One year, around Father’s Day, I asked my grandmother, “if there is a Father’s Day, when it is Son’s Day.”

She laughed and said every day is Son’s Day. I had no earthly idea what she meant.

I do now: Every day my father showed up, the day was already mine.

But she was only half right — every one of those days was Father’s Day, too. 

Not one Sunday in June. Every day a father shows up — for me, and for the children of every father in that army. That’s Father’s Day!

Dad still says he isn’t a hero — like all heroes the attention makes him uncomfortable. 

He is no longer my only friend, but we are best friends.

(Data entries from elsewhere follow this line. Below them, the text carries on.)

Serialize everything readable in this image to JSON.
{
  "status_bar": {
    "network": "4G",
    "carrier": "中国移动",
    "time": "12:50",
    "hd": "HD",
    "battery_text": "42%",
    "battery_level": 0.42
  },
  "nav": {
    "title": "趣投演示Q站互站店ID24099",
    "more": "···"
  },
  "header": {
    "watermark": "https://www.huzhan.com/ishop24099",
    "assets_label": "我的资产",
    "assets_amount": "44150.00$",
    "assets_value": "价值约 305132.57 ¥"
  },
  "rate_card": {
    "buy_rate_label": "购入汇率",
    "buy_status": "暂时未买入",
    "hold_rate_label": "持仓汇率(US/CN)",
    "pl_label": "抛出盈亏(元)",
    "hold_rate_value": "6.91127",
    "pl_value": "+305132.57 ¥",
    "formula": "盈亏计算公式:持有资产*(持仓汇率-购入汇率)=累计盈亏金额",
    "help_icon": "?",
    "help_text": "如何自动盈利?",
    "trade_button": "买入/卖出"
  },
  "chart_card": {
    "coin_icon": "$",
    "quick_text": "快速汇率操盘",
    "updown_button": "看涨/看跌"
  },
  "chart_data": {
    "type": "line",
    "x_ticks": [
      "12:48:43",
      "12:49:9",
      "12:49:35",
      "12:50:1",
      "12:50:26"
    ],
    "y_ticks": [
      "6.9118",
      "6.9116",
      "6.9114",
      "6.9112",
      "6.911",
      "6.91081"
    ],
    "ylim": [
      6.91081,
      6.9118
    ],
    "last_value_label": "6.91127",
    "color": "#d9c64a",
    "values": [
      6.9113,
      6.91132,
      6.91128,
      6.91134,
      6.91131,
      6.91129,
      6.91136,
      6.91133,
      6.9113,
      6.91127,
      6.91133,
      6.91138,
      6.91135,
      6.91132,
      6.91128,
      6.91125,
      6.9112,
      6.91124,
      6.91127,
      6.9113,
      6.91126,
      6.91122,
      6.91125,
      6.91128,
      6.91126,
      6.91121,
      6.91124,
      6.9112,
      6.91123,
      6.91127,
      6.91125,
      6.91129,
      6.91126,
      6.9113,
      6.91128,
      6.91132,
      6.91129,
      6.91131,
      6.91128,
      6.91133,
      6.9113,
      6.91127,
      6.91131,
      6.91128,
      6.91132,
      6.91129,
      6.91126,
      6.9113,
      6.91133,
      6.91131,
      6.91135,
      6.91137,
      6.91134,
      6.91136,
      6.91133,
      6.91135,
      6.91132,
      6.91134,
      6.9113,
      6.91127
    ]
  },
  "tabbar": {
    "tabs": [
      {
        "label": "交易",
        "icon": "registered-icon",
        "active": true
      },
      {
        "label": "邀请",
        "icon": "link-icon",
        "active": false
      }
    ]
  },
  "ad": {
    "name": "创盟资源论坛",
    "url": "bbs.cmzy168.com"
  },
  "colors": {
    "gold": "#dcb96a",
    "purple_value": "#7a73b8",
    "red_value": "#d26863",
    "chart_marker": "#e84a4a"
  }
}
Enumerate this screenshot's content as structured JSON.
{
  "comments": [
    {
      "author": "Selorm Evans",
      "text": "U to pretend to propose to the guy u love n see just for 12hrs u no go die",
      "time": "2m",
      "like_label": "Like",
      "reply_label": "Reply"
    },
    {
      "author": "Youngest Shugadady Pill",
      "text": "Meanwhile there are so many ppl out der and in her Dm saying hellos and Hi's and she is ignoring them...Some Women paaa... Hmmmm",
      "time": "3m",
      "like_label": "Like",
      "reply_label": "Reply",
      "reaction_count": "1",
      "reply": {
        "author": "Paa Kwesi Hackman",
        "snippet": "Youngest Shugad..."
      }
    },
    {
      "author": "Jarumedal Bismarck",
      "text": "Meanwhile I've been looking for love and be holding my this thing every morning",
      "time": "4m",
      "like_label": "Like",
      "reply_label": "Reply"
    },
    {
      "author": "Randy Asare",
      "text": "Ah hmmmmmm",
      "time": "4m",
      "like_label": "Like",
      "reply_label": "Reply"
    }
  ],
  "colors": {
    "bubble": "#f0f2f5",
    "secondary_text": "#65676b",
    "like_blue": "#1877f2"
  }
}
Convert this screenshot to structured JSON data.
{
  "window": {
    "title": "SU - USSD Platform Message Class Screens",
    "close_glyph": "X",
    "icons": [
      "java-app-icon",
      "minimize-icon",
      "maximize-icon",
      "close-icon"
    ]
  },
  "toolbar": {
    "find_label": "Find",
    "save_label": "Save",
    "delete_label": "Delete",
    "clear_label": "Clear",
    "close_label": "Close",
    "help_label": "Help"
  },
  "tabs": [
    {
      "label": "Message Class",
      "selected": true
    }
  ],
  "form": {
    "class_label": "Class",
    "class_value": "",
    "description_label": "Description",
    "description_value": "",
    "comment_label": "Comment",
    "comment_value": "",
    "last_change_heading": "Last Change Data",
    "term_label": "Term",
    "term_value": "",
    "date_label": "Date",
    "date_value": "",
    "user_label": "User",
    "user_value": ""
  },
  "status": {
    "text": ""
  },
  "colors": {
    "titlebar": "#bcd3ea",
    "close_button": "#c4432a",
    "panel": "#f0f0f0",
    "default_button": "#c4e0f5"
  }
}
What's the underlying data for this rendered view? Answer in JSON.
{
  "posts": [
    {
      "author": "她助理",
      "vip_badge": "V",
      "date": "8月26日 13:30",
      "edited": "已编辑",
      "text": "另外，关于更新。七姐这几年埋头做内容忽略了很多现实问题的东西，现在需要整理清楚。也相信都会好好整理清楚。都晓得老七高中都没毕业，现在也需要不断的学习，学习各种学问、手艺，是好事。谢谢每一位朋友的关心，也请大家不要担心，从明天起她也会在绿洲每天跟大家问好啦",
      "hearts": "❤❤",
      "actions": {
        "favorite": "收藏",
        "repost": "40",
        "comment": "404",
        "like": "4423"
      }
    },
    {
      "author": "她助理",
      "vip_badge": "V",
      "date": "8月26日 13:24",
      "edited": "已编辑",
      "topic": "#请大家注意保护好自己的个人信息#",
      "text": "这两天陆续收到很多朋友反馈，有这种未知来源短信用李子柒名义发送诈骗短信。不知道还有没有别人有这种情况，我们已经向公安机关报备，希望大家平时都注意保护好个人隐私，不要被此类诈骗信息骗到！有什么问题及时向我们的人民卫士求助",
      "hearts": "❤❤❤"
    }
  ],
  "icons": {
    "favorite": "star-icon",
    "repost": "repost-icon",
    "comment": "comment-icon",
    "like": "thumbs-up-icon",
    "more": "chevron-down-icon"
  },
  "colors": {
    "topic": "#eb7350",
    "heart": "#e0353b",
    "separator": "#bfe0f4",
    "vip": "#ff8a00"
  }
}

We still talk every night to say we love each other.  I wrote “Born Lucky” so that in a small way Dad would know that I’ve come to understand, as much as I can, the sacrifices he made over all those years.

What he still can’t quite believe is the rest of it: He was never the only one.

For every father in that silent army, there is a child who grew up to understand exactly how lucky we are to have him — a second army, just as large, every one of us born lucky.

So this Father’s Day, I’m not only saying it to my dad. I’m saying it to the whole army that never knew it was one.

I love you, Dad — and Happy Father’s Day to every last one of you.

Leland Vittert is chief Washington anchor at NewsNation.